What do you do when your partner becomes your direct competitor?
You could stick your head in the sand, but I promise that won’t work. You could sue them, but unless you’re an attorney and in the lawsuit business it isn’t a long-term solution. Or you could employ coopetition tactics.
Guess which one I recommend?
Procter and Gamble has decided to start selling products directly to US consumers. Count on international expansion soon (hint, hint).
P&G is one of the world’s largest consumer products companies, and this announcement will create business change that many small retailers just won’t know how to deal with. Imagine you sell Tide detergent in your brick-and-mortar store and the company from which you buy the stuff for resale makes it so the people you sell to can get their soap direct, without visiting you.
What if they sell the product at a price lower than you do . . . or even lower than you can? You’re done.
You won’t be done immediately, of course. P&G doesn’t want you out of business tomorrow, but let’s face facts: over the long term if they can keep a greater piece of the retail price of everything they sell instead of letting you grab a share, then they will. And with companies like Amazon.com doing their distribution at an extremely low cost, P&G can get goods to consumers for a few cents less than they now pay at retail and realize a tremendous profit growth.

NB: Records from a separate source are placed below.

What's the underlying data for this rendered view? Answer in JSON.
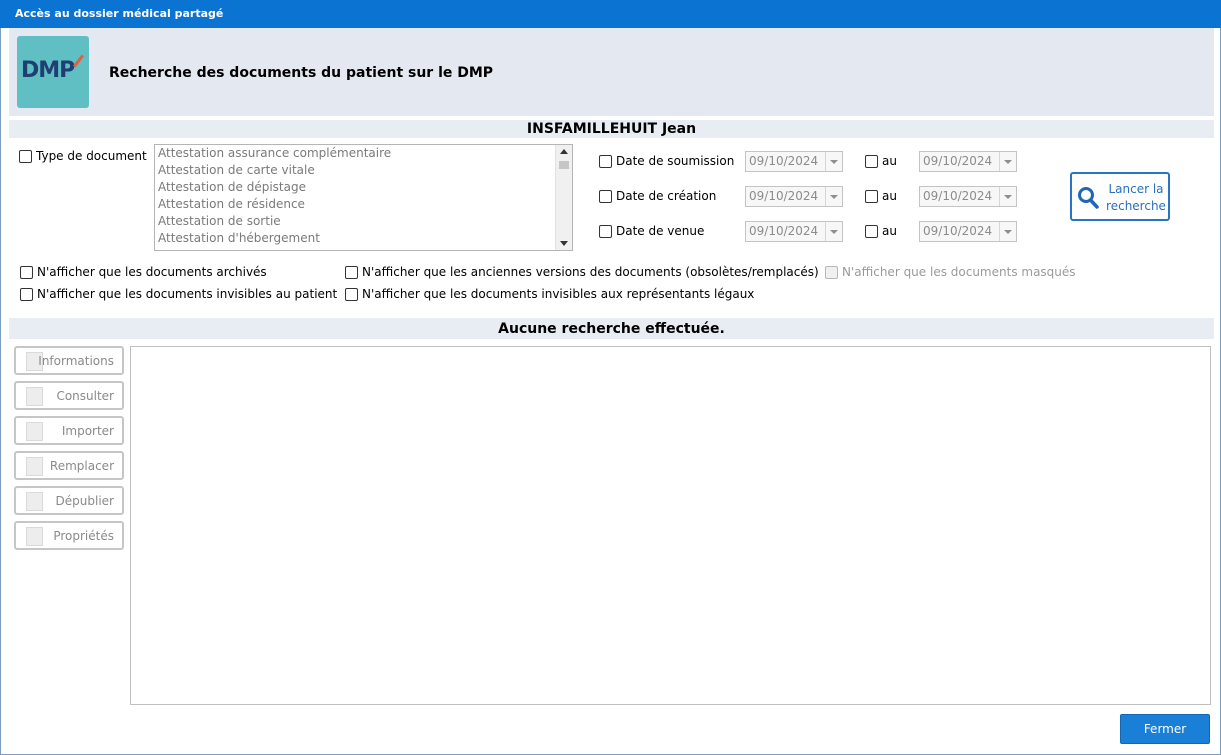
{
  "window": {
    "title": "Accès au dossier médical partagé"
  },
  "header": {
    "logo_text": "DMP",
    "title": "Recherche des documents du patient sur le DMP"
  },
  "patient": {
    "name": "INSFAMILLEHUIT Jean"
  },
  "filters": {
    "doc_type_label": "Type de document",
    "doc_types": [
      "Attestation assurance complémentaire",
      "Attestation de carte vitale",
      "Attestation de dépistage",
      "Attestation de résidence",
      "Attestation de sortie",
      "Attestation d'hébergement"
    ],
    "dates": [
      {
        "label": "Date de soumission",
        "from": "09/10/2024",
        "to_label": "au",
        "to": "09/10/2024"
      },
      {
        "label": "Date de création",
        "from": "09/10/2024",
        "to_label": "au",
        "to": "09/10/2024"
      },
      {
        "label": "Date de venue",
        "from": "09/10/2024",
        "to_label": "au",
        "to": "09/10/2024"
      }
    ],
    "search_button": {
      "line1": "Lancer la",
      "line2": "recherche"
    },
    "options": {
      "archived": "N'afficher que les documents archivés",
      "old_versions": "N'afficher que les anciennes versions des documents (obsolètes/remplacés)",
      "masked": "N'afficher que les documents masqués",
      "invisible_patient": "N'afficher que les documents invisibles au patient",
      "invisible_legal": "N'afficher que les documents invisibles aux représentants légaux"
    }
  },
  "results": {
    "status": "Aucune recherche effectuée."
  },
  "actions": {
    "informations": "Informations",
    "consulter": "Consulter",
    "importer": "Importer",
    "remplacer": "Remplacer",
    "depublier": "Dépublier",
    "proprietes": "Propriétés"
  },
  "footer": {
    "close": "Fermer"
  },
  "colors": {
    "titlebar": "#0b73d1",
    "accent": "#2a74c8",
    "primary_button": "#1a7fd6",
    "panel_bg": "#e3e8f1"
  }
}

As I said above, you might try suing P&G to prevent this, but I’m guessing you’ll lose unless you have some contractual “we won’t do that” clause. And let’s face it; you probably don’t. And if you do, P&G will simply out-wait you as the legal process runs its course. You lose.
So what to do?
We preach two things here more than anything else: Business Change, and Coopetition. Business Change is something you’d rather create than wait around for, and coopetition is something you embrace as a whole new form of doing business; for many, it is the ultimate business change. So:
Maybe it’s time to start reaching out to your suppliers and offering them distribution solutions. And do it quick, because you aren’t the only one reading this!

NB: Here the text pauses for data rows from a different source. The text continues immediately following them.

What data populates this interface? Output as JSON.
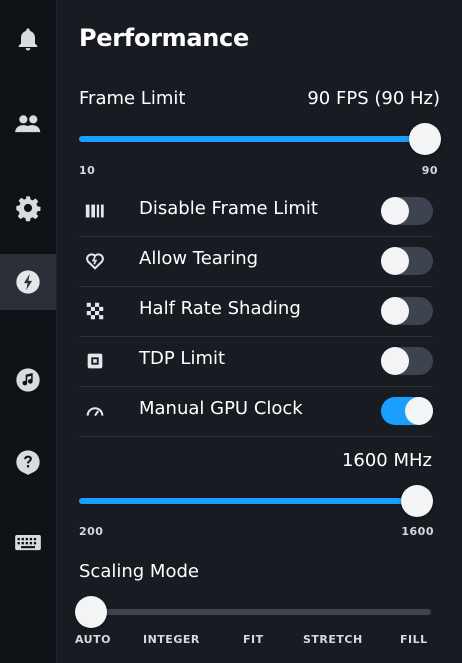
{
  "sidebar": {
    "items": [
      {
        "icon": "bell-icon"
      },
      {
        "icon": "friends-icon"
      },
      {
        "icon": "gear-icon"
      },
      {
        "icon": "lightning-icon",
        "active": true
      },
      {
        "icon": "music-icon"
      },
      {
        "icon": "help-icon"
      },
      {
        "icon": "keyboard-icon"
      }
    ]
  },
  "header": {
    "title": "Performance"
  },
  "frame_limit": {
    "label": "Frame Limit",
    "value_text": "90 FPS (90 Hz)",
    "min_label": "10",
    "max_label": "90",
    "min": 10,
    "max": 90,
    "value": 90
  },
  "toggles": [
    {
      "label": "Disable Frame Limit",
      "icon": "bars-icon",
      "on": false
    },
    {
      "label": "Allow Tearing",
      "icon": "heart-icon",
      "on": false
    },
    {
      "label": "Half Rate Shading",
      "icon": "checker-icon",
      "on": false
    },
    {
      "label": "TDP Limit",
      "icon": "chip-icon",
      "on": false
    },
    {
      "label": "Manual GPU Clock",
      "icon": "gauge-icon",
      "on": true
    }
  ],
  "gpu_clock": {
    "value_text": "1600 MHz",
    "min_label": "200",
    "max_label": "1600",
    "min": 200,
    "max": 1600,
    "value": 1600
  },
  "scaling_mode": {
    "label": "Scaling Mode",
    "options": [
      "AUTO",
      "INTEGER",
      "FIT",
      "STRETCH",
      "FILL"
    ],
    "selected_index": 0
  },
  "colors": {
    "accent": "#1a9fff",
    "track": "#3d4450",
    "panel": "#181c22"
  }
}
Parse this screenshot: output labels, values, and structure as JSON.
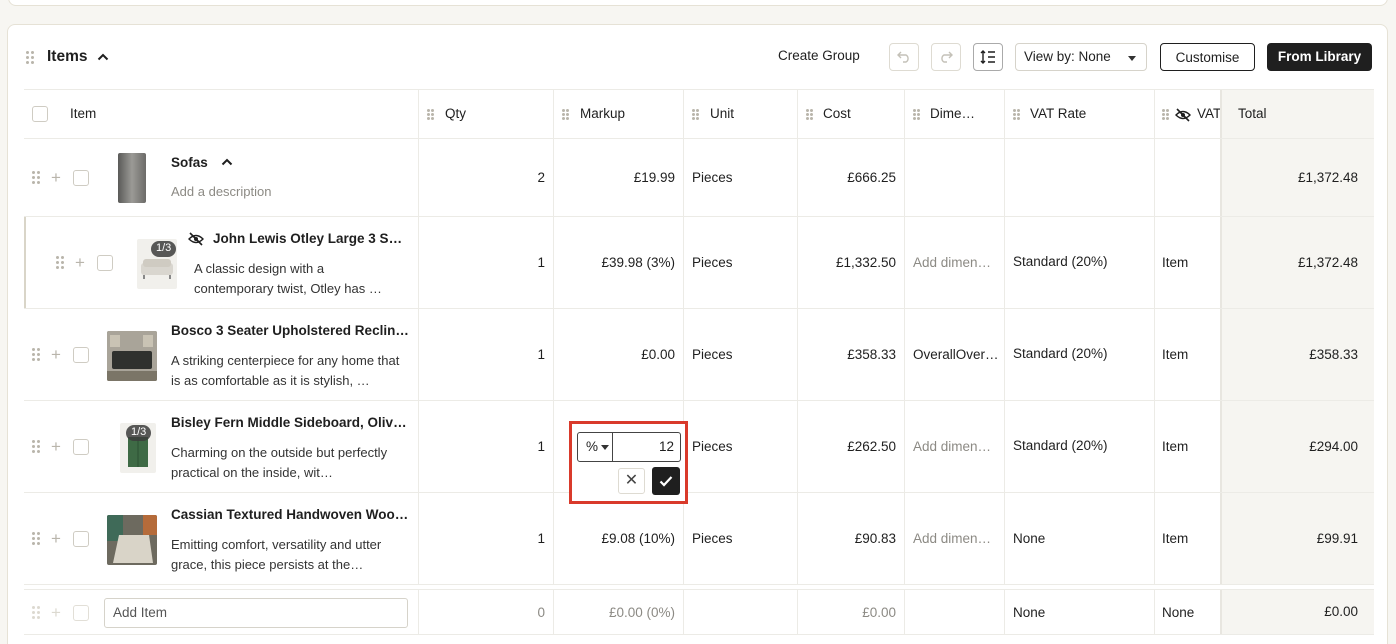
{
  "header": {
    "title": "Items",
    "create_group": "Create Group",
    "view_by": "View by: None",
    "customise": "Customise",
    "from_library": "From Library"
  },
  "columns": {
    "item": "Item",
    "qty": "Qty",
    "markup": "Markup",
    "unit": "Unit",
    "cost": "Cost",
    "dimensions": "Dime…",
    "vat_rate": "VAT Rate",
    "vat": "VAT",
    "total": "Total"
  },
  "rows": [
    {
      "name": "Sofas",
      "description": "Add a description",
      "qty": "2",
      "markup": "£19.99",
      "unit": "Pieces",
      "cost": "£666.25",
      "dimensions": "",
      "vat_rate": "",
      "vat": "",
      "total": "£1,372.48"
    },
    {
      "badge": "1/3",
      "name": "John Lewis Otley Large 3 Se…",
      "description": "A classic design with a contemporary twist, Otley has …",
      "qty": "1",
      "markup": "£39.98 (3%)",
      "unit": "Pieces",
      "cost": "£1,332.50",
      "dimensions": "Add dimen…",
      "vat_rate": "Standard (20%)",
      "vat": "Item",
      "total": "£1,372.48"
    },
    {
      "name": "Bosco 3 Seater Upholstered Reclini…",
      "description": "A striking centerpiece for any home that is as comfortable as it is stylish, …",
      "qty": "1",
      "markup": "£0.00",
      "unit": "Pieces",
      "cost": "£358.33",
      "dimensions": "OverallOver…",
      "vat_rate": "Standard (20%)",
      "vat": "Item",
      "total": "£358.33"
    },
    {
      "badge": "1/3",
      "name": "Bisley Fern Middle Sideboard, Olive …",
      "description": "Charming on the outside but perfectly practical on the inside, wit…",
      "qty": "1",
      "markup": "",
      "unit": "Pieces",
      "cost": "£262.50",
      "dimensions": "Add dimen…",
      "vat_rate": "Standard (20%)",
      "vat": "Item",
      "total": "£294.00"
    },
    {
      "name": "Cassian Textured Handwoven Wool …",
      "description": "Emitting comfort, versatility and utter grace, this piece persists at the…",
      "qty": "1",
      "markup": "£9.08 (10%)",
      "unit": "Pieces",
      "cost": "£90.83",
      "dimensions": "Add dimen…",
      "vat_rate": "None",
      "vat": "Item",
      "total": "£99.91"
    }
  ],
  "markup_editor": {
    "mode": "%",
    "value": "12",
    "cancel": "✕"
  },
  "add_row": {
    "placeholder": "Add Item",
    "qty": "0",
    "markup": "£0.00 (0%)",
    "cost": "£0.00",
    "vat_rate": "None",
    "vat": "None",
    "total": "£0.00"
  },
  "colors": {
    "highlight": "#d93a2b",
    "primary": "#1f1f1f",
    "total_bg": "#f6f5f1"
  }
}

That may not be easy, and you may not have thought of yourself as being in that business. But unless you want to subsist on the people who just can’t wait for shipping (there will always be some of those), or do business only with people who won’t buy on the Internet (a dwindling group), this is one business change you’ll undertake.
You can even ask us for help. Business Change ‘R’ Us, you know . . .
This article is not dated. But if Proctor decides to sell my favorite products at a price equal to or lower than a brick and mortar store over Amazon or their own site I would be happy to order. I buy a certain aftershave and all the prices on by third parties selling on Amazon are double, triple even quadruple the price I can pay in the store offline.
Hi, Robert.
First, the article IS dated … in the URL. It’s from … WOW! January 2010.
Next: I can’t argue; money talks. And both nine years ago and now the real point in this business-facing article is that you (whoever “you” is and whatever your vantage point) are gonna do what you do—and it will be mostly money-based.
That’s OK. What I meant then and what I’ll repeat now is that change requires management.
well excuse me for not looking in such an obvious spot at the URL for the article date.
I was just looking for info on the Gillette Cool Wave aftershave to see if there was a better price on the Internet.
Guess what? There is not a better price. Only a match if you see it on Walmart’s site, which is where I buy it anyway.
Interesting. Also, perhaps, transient.
OTOH, if not transient than you’ve proven my point from 9 years ago: Proctor and Gamble is coming for retailers’ lunch.
BTW: again, with 9 years of market evolution since this article, we’ve seen that other places too, right? Hotels? Airfare? Go to the source.